Inferensys

Glossary

Reliability Diagram

A reliability diagram is a visual diagnostic plot used to assess a classifier's calibration, where predicted confidence scores are binned and plotted against the observed empirical accuracy within each bin.
Stylish WeWork-like workspace with hot desks and document wall, professional searching through enterprise knowledge base on a mounted ultrawide display, warm industrial pendants overhead.
CALIBRATION DIAGNOSTIC

What is a Reliability Diagram?

A reliability diagram is a visual diagnostic plot used to assess a classifier's calibration, where predicted confidence scores are binned and plotted against the observed empirical accuracy within each bin.

A reliability diagram is a graphical tool for evaluating the calibration of a probabilistic classifier. It visually compares a model's predicted confidence scores to its actual empirical accuracy. Predictions are grouped into confidence bins (e.g., 0.0-0.1, 0.1-0.2). The diagram plots the average predicted confidence per bin against the observed fraction of correct predictions (empirical accuracy) within that same bin. A perfectly calibrated model's plot follows the diagonal line, where confidence equals accuracy.

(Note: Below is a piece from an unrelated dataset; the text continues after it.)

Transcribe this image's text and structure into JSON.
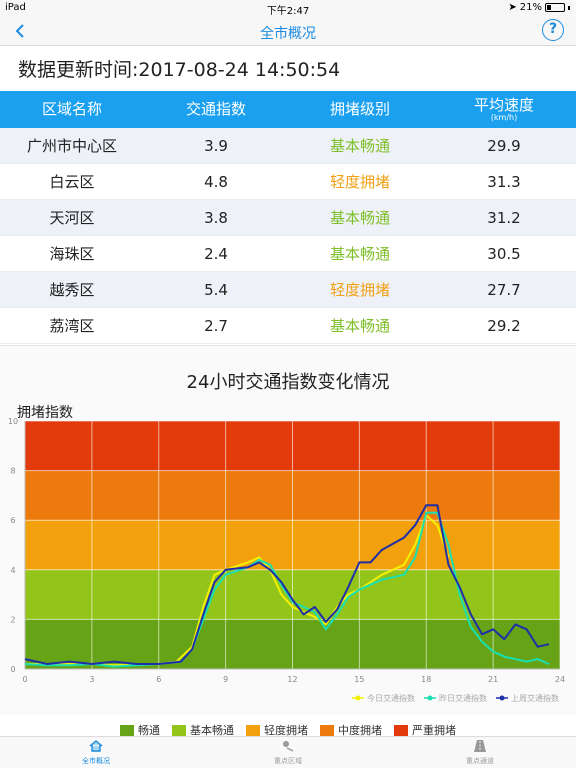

Significant deviation from the diagonal indicates miscalibration. A plot above the diagonal signifies underconfidence (accuracy exceeds stated confidence), while a plot below signifies overconfidence (confidence exceeds accuracy). The diagram provides an intuitive visual complement to scalar metrics like Expected Calibration Error (ECE). It is a foundational diagnostic in uncertainty quantification, informing the need for post-hoc calibration techniques like Platt scaling or temperature scaling to produce trustworthy confidence scores for downstream decision-making.

VISUAL DIAGNOSTIC

Key Characteristics of a Reliability Diagram

A reliability diagram is a visual diagnostic plot used to assess a classifier's calibration, where predicted confidence scores are binned and plotted against the observed empirical accuracy within each bin. Its key characteristics reveal the nature and degree of miscalibration.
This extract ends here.